Papa 190 Recruit Journal Week 05

International Maritime Signal Flag Papa


Papa 190 Recruit Journal

Formed: October 28, 2014

Graduates: December 19, 2014



Papa-190 – Week 05 Summary



We are officially on the back end now of Recruit Training. We have been taught everything we need to know and now it’s all about execution, teamwork and pure motivation. Our hearts were a little heavy as spending the holidays away from home is not something we are used to yet at this point in our Coast Guard careers. But our sorrows quickly dissipated the second we stepped off for Operation Fireside.

Different families from all over the Cape May and South Jersey adopted all of us for the day. They fed us some righteous Thanksgiving delights that left us full for days. Pun’kin pie, stuffin,’ mashed potatoes and the list goes on (sorry Ma, but I would dare say that it was as good as yours). Beyond the food was the Company and the unbelievable kind hearts that opened their doors to us. It was the first time in a long time we felt like actual members of the human race and my-oh-my did it ever feel good. We also spent some time talking with our families which we miss so much! IT was also an amazing part of the day.

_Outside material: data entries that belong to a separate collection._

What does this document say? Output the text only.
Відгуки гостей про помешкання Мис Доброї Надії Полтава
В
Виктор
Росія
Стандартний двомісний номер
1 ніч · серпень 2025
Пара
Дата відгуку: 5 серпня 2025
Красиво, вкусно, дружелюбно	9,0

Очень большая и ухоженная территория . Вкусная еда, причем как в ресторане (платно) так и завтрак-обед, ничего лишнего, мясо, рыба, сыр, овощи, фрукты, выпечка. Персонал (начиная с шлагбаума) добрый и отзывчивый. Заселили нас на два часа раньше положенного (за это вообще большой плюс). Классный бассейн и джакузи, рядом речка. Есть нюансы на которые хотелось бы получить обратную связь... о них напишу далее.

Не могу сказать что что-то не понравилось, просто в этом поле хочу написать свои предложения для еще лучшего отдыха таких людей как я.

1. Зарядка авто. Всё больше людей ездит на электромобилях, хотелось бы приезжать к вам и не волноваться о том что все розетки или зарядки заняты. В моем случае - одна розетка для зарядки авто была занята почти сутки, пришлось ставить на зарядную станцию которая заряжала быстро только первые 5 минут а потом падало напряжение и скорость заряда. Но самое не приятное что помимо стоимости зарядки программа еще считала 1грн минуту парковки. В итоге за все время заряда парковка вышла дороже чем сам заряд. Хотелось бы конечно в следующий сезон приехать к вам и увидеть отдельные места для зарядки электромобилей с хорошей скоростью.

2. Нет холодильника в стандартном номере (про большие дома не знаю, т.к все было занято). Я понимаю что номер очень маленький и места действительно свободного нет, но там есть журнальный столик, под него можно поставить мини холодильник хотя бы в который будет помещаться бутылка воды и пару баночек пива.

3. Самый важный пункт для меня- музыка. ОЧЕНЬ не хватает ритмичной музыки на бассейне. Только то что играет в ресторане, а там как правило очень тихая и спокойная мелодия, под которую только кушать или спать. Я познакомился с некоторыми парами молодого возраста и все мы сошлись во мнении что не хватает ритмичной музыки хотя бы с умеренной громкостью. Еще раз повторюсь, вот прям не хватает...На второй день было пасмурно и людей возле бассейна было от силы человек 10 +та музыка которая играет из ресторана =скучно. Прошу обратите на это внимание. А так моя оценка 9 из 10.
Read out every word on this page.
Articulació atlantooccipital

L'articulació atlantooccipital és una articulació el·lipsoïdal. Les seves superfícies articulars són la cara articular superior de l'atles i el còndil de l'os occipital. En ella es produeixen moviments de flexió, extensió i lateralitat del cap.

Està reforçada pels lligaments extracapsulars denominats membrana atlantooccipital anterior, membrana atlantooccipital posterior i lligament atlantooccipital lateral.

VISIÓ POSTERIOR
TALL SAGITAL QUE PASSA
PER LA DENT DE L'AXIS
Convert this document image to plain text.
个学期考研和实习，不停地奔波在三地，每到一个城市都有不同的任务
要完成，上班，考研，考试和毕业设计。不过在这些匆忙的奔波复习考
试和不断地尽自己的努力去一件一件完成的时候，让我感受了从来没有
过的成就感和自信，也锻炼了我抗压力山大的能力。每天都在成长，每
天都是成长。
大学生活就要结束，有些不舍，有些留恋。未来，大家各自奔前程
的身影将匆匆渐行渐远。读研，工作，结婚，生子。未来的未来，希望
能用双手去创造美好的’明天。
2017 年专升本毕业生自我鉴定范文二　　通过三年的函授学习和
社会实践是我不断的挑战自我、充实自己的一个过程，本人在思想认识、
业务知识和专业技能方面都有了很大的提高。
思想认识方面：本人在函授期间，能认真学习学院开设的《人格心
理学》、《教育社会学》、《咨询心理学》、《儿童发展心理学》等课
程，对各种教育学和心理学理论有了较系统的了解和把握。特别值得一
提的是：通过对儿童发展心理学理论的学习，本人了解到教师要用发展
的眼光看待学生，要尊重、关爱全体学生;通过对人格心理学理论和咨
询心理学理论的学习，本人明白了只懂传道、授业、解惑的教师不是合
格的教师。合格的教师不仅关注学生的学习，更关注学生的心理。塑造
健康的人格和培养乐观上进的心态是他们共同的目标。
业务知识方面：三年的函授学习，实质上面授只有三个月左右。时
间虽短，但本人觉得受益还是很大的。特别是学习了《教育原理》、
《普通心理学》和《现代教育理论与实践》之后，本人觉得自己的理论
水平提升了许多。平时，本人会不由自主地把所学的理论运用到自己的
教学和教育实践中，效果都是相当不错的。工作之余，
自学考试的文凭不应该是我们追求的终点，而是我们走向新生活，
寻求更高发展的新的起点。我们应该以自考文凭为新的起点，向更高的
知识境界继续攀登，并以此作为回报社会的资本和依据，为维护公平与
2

Friday was an enormous day for us as we were issued our orders. All 04 of our Company Commanders escorted us over to the huge bell on the Parade Field. Once they told us where we were headed, we rang that bell and yelled at the top of our lungs where we would spend the next few years. Getting our orders doesn’t mean that we can let our guards down and it doesn’t mean that we are done by any means. If anything, it is now time to put on our game faces and focus on finishing strong. We cannot think at any minute that we’re in the clear… We are under more of a watchful eye than ever, and even the slightest mistakes could get us into trouble.

We made our big move from our original home of James Hall where the junior companies reside, to the intimidating and scary Healy Hall, where the responsible and senior companies live. Now these senior companies are the companies that the new Recruits see and instantly make goals to look like those senior companies. Now that we have made that transition to a senior company, we have to keep our act together at all times, whether it’s in front of the new companies on the Regiment, or in front of the mirror in the head… our military bearing is a huge factor from now on.

This move was a few days ahead of schedule and took the whole company by surprise. We had just about a half an hour to pack up our racks into our seabags in a somewhat organized fashion (which just turned into a complete wreck). We ran all of our belongings as fast as we could across the Company Commander isle way, and into Healy Hall. We grabbed what we could carry as our shipmates dropped bag by bag. Some of us were just overloaded with stuff as we raced in the front of the automatic doors (which were spazzing out due to the amount of people trying to rush in) and then up the stairs. We made our way up the stairs all the way to the top floor of Healy Hall, and began setting up our racks to be ready for inspection at any random time. We were rushed and stressed and are all expected to be nothing less than perfect.

To finalize week 05 of training for Papa-190, we met up with our beloved LCDR Potter! He was with us to answer any questions we had about our new units and stations. He was in a classroom with us for a few hours, then accompanied us to lunch chow, and also stayed to go with us (for the first time) to the Confidence Course (obstacle course). This course was a challenge of mind and physical strength and a test to us. We were able to cheer on our shipmates to have them push themselves to do one obstacle at a time. It was a great way to end the week. All that Papa-190 needs to get through this is the will, power, strength, and knowledge; both physically and mentally. Papa-190 out!

Editor’s Note: This blog post was written by a recruit currently involved in Coast Guard basic training. The thoughts and opinions expressed in this Journal do not necessarily reflect those of Training Center Cape May, the U.S. Coast Guard or the federal government and are the sole opinion of the author. Recruit Journals are written by personnel in a high-stress environment with little time, so please excuse grammar and punctuation in the above article. The staff at Training Center Cape May do not edit the journals in any way, so as to ensure authenticity of the content and messages.